NMDA receptor‐dependent long‐term potentiation in mouse hippocampal interneurons shows a unique dependence on Ca2+/calmodulin‐dependent kinases

Abstract
Long-term potentiation (LTP) of excitatory synaptic transmission plays a major role in memory encoding in the cerebral cortex. It can be elicited at many synapses on principal cells, where it depends on Ca(2+) influx through postsynaptic N-methyl-D-aspartic acid (NMDA) receptors. Ca(2+) influx triggers phosphorylation of several kinases, in particular Ca(2+)/calmodulin-dependent kinase type II (CaMKII). Auto-phosphorylation of CaMKII is a key step in the LTP induction cascade, as revealed by the absence of LTP in hippocampal pyramidal neurons of alphaCaMKII T286A-mutant mice, where auto-phosphorylation of the alpha isoform at residue T286 is prevented. A subset of hippocampal interneurons mediating feed-forward inhibition also exhibit NMDA receptor-dependent LTP, which shows all the cardinal features of Hebbian LTP in pyramidal neurons. This is unexpected, because alphaCaMKII has not been detected in interneurons.
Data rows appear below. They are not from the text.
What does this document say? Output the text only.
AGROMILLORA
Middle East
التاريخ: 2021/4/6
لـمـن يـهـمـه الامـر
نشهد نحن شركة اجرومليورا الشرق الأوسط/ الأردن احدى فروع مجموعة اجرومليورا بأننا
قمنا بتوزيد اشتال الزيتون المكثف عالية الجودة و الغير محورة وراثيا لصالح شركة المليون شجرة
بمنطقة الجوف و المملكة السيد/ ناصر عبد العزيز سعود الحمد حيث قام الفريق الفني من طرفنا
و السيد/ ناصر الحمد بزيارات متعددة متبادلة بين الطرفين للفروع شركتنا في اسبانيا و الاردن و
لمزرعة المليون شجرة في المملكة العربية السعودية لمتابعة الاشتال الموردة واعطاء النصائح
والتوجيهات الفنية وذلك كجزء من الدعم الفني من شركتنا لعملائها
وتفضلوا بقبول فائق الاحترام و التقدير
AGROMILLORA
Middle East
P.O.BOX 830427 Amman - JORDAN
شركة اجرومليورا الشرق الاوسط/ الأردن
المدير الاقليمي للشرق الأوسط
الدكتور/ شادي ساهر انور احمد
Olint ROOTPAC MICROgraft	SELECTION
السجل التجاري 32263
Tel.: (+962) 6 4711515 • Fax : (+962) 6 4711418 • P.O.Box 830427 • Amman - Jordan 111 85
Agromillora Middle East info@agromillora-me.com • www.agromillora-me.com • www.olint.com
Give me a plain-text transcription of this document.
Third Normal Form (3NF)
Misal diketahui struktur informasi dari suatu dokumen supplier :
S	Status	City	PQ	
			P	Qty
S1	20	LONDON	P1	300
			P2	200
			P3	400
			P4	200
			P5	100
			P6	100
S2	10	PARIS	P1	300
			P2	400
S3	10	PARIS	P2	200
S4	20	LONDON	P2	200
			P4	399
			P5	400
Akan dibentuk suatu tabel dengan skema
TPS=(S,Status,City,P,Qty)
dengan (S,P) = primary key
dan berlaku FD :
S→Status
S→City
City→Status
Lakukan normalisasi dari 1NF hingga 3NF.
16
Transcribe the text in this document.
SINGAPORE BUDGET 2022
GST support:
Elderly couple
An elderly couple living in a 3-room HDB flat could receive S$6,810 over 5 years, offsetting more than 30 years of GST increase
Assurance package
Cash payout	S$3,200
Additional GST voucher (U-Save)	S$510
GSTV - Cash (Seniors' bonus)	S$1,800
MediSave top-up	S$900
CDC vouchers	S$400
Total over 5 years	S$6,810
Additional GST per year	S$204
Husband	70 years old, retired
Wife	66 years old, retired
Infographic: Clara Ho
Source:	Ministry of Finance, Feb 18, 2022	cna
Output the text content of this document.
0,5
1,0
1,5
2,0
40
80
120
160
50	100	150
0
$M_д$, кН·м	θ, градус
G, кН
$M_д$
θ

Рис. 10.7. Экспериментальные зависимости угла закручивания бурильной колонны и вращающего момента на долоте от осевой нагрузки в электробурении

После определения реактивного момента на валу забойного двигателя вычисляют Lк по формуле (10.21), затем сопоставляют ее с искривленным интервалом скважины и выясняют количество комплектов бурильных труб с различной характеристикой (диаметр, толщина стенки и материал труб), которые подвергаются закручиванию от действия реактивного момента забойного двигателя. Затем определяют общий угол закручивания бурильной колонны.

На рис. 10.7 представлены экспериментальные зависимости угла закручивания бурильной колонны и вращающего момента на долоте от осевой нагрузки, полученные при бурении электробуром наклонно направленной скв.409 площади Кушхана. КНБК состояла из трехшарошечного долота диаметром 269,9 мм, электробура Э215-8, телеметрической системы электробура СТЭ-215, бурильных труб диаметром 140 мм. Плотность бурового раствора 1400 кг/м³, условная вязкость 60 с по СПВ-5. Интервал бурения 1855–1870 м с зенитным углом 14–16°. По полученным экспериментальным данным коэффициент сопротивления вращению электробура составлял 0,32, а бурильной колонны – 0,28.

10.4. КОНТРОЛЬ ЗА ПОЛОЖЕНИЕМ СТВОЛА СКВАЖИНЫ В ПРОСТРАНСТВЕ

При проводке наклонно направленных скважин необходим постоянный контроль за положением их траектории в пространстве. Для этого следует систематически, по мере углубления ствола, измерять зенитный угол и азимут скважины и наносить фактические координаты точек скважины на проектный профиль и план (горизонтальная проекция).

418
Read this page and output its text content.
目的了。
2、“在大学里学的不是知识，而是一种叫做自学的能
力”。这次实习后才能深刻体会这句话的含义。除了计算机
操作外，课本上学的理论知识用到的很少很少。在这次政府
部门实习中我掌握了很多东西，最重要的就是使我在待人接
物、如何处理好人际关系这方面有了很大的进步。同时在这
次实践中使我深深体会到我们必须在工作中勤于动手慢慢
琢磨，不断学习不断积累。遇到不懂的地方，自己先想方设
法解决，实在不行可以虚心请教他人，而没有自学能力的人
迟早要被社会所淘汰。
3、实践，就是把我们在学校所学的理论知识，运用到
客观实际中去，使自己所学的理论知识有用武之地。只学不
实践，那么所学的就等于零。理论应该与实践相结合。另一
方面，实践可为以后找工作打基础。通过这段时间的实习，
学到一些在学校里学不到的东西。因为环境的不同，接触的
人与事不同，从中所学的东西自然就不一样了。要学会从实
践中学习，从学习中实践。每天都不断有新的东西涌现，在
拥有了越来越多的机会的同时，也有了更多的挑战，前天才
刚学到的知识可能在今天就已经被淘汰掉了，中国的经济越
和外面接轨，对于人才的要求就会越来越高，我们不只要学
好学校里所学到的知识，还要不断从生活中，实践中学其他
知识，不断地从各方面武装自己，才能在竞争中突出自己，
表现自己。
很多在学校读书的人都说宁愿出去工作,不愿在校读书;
Here we show that pathway-specific NMDA receptor-dependent LTP is intact in hippocampal inhibitory interneurons of alphaCaMKII T286A-mutant mice, although in pyramidal cells it is blocked. However, LTP in interneurons is blocked by broad-spectrum pharmacological inhibition of Ca(2+)/calmodulin-dependent kinases. The results suggest that non-alpha Ca(2+)/calmodulin-dependent kinases substitute for the alpha isoform in NMDA receptor-dependent LTP in interneurons.